CHMS-FM
- Bancroft, Ontario; Canada;
- Frequency: 97.7 MHz
- Branding: 97.7 Moose FM

Programming
- Format: Classic hits

Ownership
- Owner: Vista Broadcast Group

History
- First air date: 1975
- Former frequencies: 1240 kHz (1975–2001)
- Call sign meaning: MS for "Moose"

Technical information
- Class: C1
- ERP: 50 kWs Horizontal Polarization Only
- HAAT: 174.4 metres (572 ft)

Links
- Website: mybancroftnow.com

= CHMS-FM =

Radio station in Bancroft, Ontario

CHMS-FM is a Canadian radio station broadcasting at 97.7 FM in Bancroft, Ontario. The station airs a classic Hits format using the on-air branding 97.7 Moose FM, and is owned by Vista Broadcast Group.

The station originally began broadcasting as CJNH in 1975, on the AM band at 1240 kHz and partially rebroadcasting CJBQ in Belleville, and CJTN in Trenton, to the south.

On December 13, 1984, the CRTC approved a number of applications for a number of AM radio stations across Ontario including CJNH Bancroft to increase their nighttime power from 250 watts to 1,000 watts.
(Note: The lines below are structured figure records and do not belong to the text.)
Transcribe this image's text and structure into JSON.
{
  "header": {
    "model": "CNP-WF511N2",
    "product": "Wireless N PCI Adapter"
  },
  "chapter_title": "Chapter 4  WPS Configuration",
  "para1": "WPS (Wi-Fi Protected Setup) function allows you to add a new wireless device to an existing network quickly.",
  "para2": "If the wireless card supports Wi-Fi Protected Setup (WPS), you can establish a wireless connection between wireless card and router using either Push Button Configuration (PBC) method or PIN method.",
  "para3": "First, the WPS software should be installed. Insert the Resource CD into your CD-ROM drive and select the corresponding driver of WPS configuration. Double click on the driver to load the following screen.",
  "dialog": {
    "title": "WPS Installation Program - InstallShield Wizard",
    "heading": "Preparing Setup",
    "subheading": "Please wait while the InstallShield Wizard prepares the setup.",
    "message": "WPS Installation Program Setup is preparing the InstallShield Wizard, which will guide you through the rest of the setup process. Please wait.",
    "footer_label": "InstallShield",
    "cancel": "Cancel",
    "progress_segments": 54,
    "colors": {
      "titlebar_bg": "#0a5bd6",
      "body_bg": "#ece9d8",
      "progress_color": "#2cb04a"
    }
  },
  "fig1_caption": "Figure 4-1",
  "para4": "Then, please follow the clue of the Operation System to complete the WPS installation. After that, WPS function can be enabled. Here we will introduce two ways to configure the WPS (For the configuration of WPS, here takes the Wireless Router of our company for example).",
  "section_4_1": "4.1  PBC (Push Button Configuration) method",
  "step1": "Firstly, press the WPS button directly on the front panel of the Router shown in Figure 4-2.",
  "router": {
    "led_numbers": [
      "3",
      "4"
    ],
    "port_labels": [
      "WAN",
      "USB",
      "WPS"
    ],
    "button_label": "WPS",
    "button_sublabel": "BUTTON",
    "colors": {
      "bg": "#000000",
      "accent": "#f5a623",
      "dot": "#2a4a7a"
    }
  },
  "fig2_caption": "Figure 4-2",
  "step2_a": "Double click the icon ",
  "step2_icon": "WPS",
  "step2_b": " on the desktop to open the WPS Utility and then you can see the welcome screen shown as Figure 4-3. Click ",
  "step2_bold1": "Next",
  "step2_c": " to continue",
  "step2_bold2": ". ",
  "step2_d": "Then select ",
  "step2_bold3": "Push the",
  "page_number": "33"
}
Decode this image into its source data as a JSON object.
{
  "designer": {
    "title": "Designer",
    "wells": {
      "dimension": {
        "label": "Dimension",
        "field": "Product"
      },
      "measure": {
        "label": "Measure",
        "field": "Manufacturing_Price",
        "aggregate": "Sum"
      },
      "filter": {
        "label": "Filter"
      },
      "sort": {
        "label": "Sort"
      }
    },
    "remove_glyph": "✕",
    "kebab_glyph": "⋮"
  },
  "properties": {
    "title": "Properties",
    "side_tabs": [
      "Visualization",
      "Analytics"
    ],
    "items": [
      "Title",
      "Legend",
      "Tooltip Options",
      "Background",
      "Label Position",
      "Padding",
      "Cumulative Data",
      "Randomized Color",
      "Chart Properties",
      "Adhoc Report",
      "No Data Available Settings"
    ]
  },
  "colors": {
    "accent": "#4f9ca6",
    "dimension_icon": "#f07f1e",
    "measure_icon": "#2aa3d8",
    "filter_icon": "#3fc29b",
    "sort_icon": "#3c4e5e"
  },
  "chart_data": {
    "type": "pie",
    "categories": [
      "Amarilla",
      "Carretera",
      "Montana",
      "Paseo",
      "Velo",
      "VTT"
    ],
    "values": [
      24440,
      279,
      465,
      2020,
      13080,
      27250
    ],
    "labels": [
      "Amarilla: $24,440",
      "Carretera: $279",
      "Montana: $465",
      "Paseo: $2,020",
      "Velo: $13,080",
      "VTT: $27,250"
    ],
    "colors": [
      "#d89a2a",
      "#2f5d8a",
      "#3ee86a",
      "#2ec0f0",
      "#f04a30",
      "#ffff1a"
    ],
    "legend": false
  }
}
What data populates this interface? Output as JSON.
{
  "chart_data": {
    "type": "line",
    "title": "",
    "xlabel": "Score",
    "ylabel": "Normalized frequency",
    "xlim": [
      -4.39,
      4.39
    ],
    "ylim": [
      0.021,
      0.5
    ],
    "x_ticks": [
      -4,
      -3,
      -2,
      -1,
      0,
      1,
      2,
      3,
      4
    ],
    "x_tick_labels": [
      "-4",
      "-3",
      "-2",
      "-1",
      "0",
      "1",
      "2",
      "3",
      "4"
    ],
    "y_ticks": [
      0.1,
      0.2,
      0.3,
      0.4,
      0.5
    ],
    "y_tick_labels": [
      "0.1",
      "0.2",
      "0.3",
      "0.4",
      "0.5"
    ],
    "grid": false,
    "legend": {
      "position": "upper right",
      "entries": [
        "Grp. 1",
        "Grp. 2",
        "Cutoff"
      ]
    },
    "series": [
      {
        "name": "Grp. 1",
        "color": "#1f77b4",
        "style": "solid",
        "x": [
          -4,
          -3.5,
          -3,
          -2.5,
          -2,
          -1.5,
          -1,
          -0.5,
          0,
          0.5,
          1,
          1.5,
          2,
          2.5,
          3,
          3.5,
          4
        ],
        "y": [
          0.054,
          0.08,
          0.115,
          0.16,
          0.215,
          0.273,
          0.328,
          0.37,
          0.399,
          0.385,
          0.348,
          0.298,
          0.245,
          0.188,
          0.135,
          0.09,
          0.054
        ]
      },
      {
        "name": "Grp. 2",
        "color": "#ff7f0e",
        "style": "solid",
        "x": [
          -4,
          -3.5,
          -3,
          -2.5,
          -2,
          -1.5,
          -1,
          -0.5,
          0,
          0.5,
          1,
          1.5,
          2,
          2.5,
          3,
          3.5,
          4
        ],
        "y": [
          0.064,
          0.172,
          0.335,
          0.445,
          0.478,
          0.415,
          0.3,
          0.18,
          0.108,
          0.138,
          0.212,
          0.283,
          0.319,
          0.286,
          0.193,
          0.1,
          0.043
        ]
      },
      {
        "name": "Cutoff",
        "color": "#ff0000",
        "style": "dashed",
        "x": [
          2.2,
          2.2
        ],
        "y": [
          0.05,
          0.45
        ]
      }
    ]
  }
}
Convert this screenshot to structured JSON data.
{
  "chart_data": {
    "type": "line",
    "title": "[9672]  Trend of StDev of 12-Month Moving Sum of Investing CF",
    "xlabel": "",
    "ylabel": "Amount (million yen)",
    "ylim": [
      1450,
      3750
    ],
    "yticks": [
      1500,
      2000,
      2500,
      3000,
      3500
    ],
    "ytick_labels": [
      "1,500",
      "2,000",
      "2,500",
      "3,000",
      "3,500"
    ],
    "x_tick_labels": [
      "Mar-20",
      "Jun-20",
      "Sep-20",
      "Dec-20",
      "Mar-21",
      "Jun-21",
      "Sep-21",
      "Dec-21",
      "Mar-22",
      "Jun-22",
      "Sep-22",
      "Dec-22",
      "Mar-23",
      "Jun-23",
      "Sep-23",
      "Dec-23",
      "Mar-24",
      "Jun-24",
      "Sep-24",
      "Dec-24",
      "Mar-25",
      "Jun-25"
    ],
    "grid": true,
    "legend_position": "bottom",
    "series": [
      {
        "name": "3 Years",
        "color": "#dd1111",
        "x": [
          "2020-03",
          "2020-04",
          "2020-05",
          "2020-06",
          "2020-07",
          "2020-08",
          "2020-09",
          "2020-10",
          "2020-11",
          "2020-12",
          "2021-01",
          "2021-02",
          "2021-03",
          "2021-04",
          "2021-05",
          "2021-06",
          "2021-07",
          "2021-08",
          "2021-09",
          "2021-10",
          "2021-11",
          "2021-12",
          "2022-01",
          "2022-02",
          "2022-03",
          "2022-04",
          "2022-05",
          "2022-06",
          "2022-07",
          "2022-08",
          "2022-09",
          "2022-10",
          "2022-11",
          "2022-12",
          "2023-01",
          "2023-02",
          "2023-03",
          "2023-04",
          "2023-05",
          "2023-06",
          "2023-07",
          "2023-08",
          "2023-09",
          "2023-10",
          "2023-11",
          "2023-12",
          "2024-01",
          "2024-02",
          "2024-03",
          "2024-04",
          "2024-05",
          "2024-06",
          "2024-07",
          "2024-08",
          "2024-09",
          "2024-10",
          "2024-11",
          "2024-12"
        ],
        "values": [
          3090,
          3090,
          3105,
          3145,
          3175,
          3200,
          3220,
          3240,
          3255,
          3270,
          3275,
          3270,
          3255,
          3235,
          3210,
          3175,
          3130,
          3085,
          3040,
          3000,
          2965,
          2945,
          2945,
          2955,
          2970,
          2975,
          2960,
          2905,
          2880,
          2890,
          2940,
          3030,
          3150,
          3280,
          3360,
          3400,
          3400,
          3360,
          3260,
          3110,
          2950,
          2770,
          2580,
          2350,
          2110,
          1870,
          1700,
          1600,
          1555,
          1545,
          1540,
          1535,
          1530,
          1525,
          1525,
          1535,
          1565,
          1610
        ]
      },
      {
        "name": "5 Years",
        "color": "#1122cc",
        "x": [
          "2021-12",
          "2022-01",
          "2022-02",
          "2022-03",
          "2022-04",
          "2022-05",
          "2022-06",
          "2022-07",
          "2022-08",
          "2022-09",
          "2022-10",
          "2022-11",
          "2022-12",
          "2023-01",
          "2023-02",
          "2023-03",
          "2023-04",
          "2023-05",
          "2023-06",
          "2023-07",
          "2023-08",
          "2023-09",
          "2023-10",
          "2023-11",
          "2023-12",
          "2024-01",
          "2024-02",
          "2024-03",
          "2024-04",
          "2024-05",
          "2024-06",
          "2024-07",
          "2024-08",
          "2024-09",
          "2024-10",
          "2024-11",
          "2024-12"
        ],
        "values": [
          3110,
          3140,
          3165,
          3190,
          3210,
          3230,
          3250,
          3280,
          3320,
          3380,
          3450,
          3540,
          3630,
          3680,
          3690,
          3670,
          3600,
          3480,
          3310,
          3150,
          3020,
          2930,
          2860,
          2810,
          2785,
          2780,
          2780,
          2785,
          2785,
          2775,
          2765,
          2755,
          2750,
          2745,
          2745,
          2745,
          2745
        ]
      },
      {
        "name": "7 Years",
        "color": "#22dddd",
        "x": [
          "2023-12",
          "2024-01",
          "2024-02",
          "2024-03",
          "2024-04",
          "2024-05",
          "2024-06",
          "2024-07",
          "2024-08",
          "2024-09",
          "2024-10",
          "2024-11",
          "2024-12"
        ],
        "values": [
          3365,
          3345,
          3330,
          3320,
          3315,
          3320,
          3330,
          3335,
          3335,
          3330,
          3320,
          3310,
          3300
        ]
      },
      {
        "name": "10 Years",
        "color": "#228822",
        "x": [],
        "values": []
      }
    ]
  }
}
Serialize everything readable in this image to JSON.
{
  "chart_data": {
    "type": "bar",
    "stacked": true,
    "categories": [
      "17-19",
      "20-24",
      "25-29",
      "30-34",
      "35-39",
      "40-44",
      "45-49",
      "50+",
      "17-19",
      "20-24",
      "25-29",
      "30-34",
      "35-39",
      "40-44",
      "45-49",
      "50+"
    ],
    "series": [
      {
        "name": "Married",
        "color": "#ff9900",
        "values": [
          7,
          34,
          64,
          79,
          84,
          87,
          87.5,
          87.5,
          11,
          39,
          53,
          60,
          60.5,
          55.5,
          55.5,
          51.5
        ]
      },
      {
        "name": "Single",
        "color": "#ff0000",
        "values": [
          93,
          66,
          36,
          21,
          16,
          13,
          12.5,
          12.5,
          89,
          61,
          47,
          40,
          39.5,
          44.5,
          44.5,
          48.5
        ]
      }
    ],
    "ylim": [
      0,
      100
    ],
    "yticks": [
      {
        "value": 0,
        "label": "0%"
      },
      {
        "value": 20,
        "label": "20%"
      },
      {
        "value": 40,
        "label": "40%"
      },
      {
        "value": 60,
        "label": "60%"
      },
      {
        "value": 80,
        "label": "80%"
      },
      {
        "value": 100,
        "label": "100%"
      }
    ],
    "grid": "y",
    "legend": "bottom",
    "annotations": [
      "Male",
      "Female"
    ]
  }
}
CJNH was given approval by the CRTC on March 2, 2001 to convert to FM, and moved to the FM band at 97.7 FM in May 2001 with the new callsign CHMS-FM.

On April 23, 2012 Vista Broadcast Group, which owns a number of radio stations in western Canada, announced a deal to acquire Haliburton Broadcasting Group, in cooperation with Westerkirk Capital. The transaction was approved by the CRTC on October 19, 2012.

The station later became a classic hits and variety as 97.7 Moose FM.